O jovem Simão Pereira apostou com o seu amigo David Cardoso em como sairia aprovado da entrevista com o rabino. Este, inteira-se sumariamente sobre os dados do candidato e pede-lhe elementos sobre as suas qualificações.
– Sou doutorado em Filosofia. O assunto da minha tese foi a… lógica socrática.
– Muito bem. Vou testá-lo para verificar se tem o espírito adequado aos estudos judaicos. Já que essa é a sua especialidade, vou propor-lhe alguns problemas de lógica.
Simão, embora um pouco nervoso, sente-se confiante e preparado. O rabino estende dois dedos:
– Dois homens descem pelo interior de uma chaminé. Um sai limpo, o outro enfarruscado.
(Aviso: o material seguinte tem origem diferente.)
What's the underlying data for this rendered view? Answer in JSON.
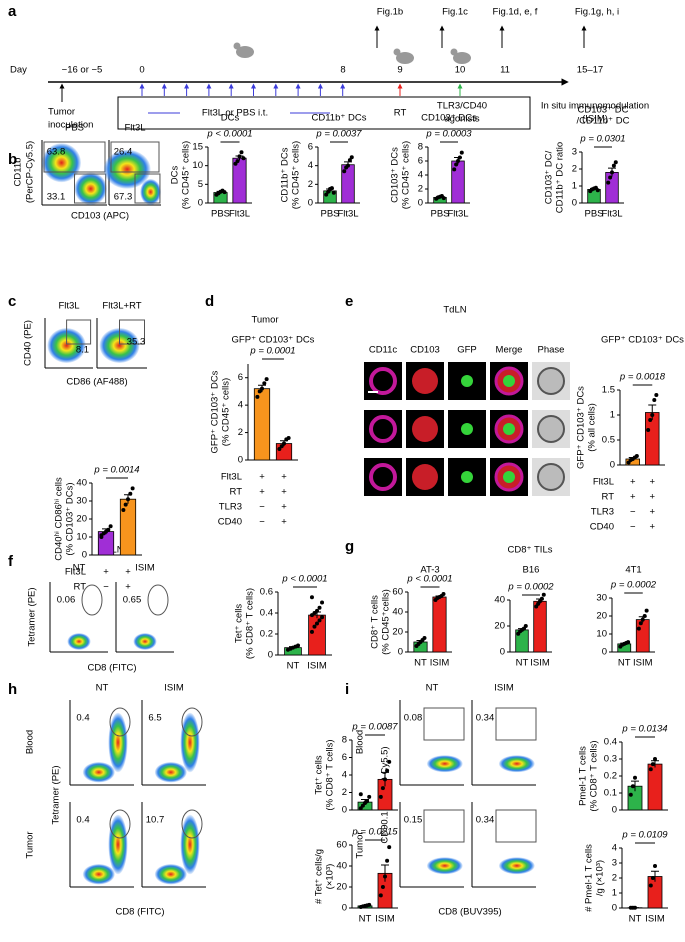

Qual deles se vai lavar?
Simão contém o riso e pergunta:
– É isso, o teste de lógica?!
– Exactamente – responde o rabino, imperturbável.
– É claro que é o que está sujo que se vai lavar.
– Falso. O que está limpo é que se vai lavar. Lógica primária. O que está sujo vê o que está limpo e julga que está limpo também. Portanto, não se vai lavar. O que está limpo vê o que está sujo e julga-se sujo também, e, como é óbvio, é precisamente ele que se vai lavar.
– Muito claro – conclui Simão. – Passemos ao teste seguinte.
O rabino estende, de novo, dois dedos:
– Dois homens descem pelo interior de uma chaminé. Um sai limpo, o outro enfarruscado. Qual deles se vai lavar?
– O senhor acabou de me dar a resposta certa: é o que fica limpo que se vai lavar.
– Falso. Lavam-se ambos. É lógico. O que está limpo vê o que está sujo e julga-se sujo também, e vai-se lavar. Mas o que saiu sujo vê o que saiu limpo lavar-se e segue-lhe o exemplo, lavando-se também. Portanto, lavaram-se ambos.
– Bom… confesso que não raciocinei dessa forma – diz Simão. – Faça-me outro teste. Creio que já compreendi o método.
O rabino mostra os dois dedos:
– Dois homens descem pelo interior de uma chaminé. Um sai limpo, o outro enfarruscado. Qual deles se vai lavar?
– Ambos! Chegámos, agora mesmo, a essa conclusão!
– Falso. Nenhum deles se lava. É lógico: o que está sujo vê o que está limpo e julga-se limpo também, portanto, não se lava. O que está limpo vê que o que está sujo não se lava e, portanto, não se lava também. Nenhum deles se lavou.
Simão fica desanimado. O rabino estende de novo os dois dedos fatídicos.
– Dois homens descem pelo interior de uma chaminé. Um sai limpo, o outro enfarruscado. Qual deles se vai lavar?
Com uma voz já quase inaudível, Simão responde:
– Nenhum deles se lava.
– Falso – sentencia o rabino. Já chegou à conclusão de que a… lógica socrática não constitui uma base suficiente para resolver os problemas talmúdicos? A resposta é que a questão colocada é estúpida, pois como é possível que duas pessoas que passam pelo interior da mesma chaminé possam sair uma suja e outra limpa? Todo aquele que não compreender isto de imediato jamais terá o espírito apto para os ensinamentos do Talmude.